Good memories can sometimes be like items in a lost and found department. With time they become lost, but when they’re recovered years later, they seem magical.
As I reached my fifth birthday, my family had moved to a farm near Waverly, Tenn. A pasture rolled out from the front yard, and on its border a creek-gravel driveway stretched just over two-tenths of a mile.
My mother and I walked up this lane nearly every morning. It was here one day that we were chased home by a steadfast predator: a hard-pouring shower.
Until then, I’d been warned to steer clear of rain. Now, the shower was bearing down on us with an implacable certainty. No matter how fast my mother and I ran, we would not make it to the safety and shelter of our home. It looked like the end for us.
Mom scooped me up and continued to run. The rain overtook us as we neared our yard, and I began to cry as the droplets wet my hair. That’s when Mom decided it was time to let me know that the rain wouldn’t hurt me, just make me wet. To prove it, she put me down and held out her arms, letting them quickly become soaked.
We were both drenched in seconds, but we had smiles on our faces.

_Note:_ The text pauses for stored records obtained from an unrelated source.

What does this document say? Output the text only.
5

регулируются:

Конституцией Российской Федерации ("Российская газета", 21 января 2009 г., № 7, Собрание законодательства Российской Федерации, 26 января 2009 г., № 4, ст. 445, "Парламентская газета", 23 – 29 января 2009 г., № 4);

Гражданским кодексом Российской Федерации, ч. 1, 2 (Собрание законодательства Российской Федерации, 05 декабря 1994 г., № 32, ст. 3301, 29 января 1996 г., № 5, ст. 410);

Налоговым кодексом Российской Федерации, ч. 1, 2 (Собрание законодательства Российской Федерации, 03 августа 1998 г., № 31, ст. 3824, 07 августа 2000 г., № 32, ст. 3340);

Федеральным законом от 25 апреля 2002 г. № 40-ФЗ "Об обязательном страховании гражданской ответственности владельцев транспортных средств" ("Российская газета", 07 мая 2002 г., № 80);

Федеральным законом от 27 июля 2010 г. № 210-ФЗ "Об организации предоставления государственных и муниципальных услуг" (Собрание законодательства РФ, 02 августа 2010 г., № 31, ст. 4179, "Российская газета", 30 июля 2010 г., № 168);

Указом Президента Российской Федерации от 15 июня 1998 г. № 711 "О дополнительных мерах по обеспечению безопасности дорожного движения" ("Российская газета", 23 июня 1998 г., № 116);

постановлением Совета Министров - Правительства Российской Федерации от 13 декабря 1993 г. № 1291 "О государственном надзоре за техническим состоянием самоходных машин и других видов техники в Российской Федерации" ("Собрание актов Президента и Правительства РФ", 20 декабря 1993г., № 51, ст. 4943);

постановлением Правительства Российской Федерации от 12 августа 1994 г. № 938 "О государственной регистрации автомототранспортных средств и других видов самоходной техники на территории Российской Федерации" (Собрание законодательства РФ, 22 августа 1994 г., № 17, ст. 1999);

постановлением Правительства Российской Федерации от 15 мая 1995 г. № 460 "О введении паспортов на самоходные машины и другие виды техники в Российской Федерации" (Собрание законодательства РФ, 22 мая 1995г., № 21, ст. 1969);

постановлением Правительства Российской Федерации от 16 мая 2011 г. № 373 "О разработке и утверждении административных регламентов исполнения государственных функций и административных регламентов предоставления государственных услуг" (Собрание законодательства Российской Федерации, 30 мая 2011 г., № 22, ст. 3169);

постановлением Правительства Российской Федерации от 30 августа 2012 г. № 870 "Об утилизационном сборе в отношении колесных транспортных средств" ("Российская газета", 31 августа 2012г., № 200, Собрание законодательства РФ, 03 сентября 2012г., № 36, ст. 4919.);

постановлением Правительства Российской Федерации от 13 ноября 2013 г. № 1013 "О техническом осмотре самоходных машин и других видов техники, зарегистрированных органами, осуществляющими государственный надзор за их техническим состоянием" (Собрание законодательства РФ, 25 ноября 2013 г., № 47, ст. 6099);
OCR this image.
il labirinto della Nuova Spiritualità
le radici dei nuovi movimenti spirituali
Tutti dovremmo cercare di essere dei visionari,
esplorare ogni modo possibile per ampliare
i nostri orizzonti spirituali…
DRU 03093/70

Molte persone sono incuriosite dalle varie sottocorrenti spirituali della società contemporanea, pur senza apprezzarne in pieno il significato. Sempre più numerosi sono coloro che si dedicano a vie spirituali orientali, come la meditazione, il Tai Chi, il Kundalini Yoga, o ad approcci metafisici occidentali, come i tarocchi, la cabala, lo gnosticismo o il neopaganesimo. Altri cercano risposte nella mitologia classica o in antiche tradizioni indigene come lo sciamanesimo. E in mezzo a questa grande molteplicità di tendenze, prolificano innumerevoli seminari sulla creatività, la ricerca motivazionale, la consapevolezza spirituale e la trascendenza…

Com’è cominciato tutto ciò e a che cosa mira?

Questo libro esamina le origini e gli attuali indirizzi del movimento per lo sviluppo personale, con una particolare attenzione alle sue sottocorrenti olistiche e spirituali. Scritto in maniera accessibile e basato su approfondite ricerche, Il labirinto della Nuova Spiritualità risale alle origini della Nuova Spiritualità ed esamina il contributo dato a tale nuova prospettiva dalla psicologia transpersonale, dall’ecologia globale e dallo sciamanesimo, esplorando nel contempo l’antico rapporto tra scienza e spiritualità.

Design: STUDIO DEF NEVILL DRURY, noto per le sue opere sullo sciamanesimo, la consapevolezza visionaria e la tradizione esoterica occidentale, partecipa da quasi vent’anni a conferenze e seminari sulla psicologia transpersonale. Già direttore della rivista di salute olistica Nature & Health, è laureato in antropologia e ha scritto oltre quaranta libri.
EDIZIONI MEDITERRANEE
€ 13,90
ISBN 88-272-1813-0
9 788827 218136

Mine was because I’d survived the onslaught of this lashing rain, hers was from witnessing the natural and innocent beauty that only comes in the form of a small child.
Four short years after that day, my mother lost a hard-fought battle with breast cancer. Most of the memories I had of Mom seemed to slip away with her.
As I aged and started a family of my own, I tried to remember things about her. I recalled bits and pieces, but never her smiling face that day.
A smile returns
I now live in the house where I grew up, with a beautiful wife and three handsome boys of our own. I work for a nursing home in town, and one day at work, I overheard a nursing assistant talking about the house where she grew up. I knew the house, because it was only a mile from ours.
That conversation got me thinking about my early childhood, and as I drove home that afternoon, the memory popped into my head of that long-ago day 35 years before, when my mother and I ran down that same country lane.
I could see again the wall of pelting rain as it roared after us, my mother scooping me in her arms, and the two of us stopping after it caught us. Then, for the first time in many long years, I saw her face – happy and with a beautiful smile that seemed to transcend time itself.
It’s funny how a memory can become lost in the tangles of the mind and lie there only to be recovered by just the right trigger. Now this memory, so firm and constant with its arrival, had brought me a much-needed smile.
There must be more good memories of Mom, locked away somewhere in my mind. Maybe soon, another will find its way through, and bring with it another smile.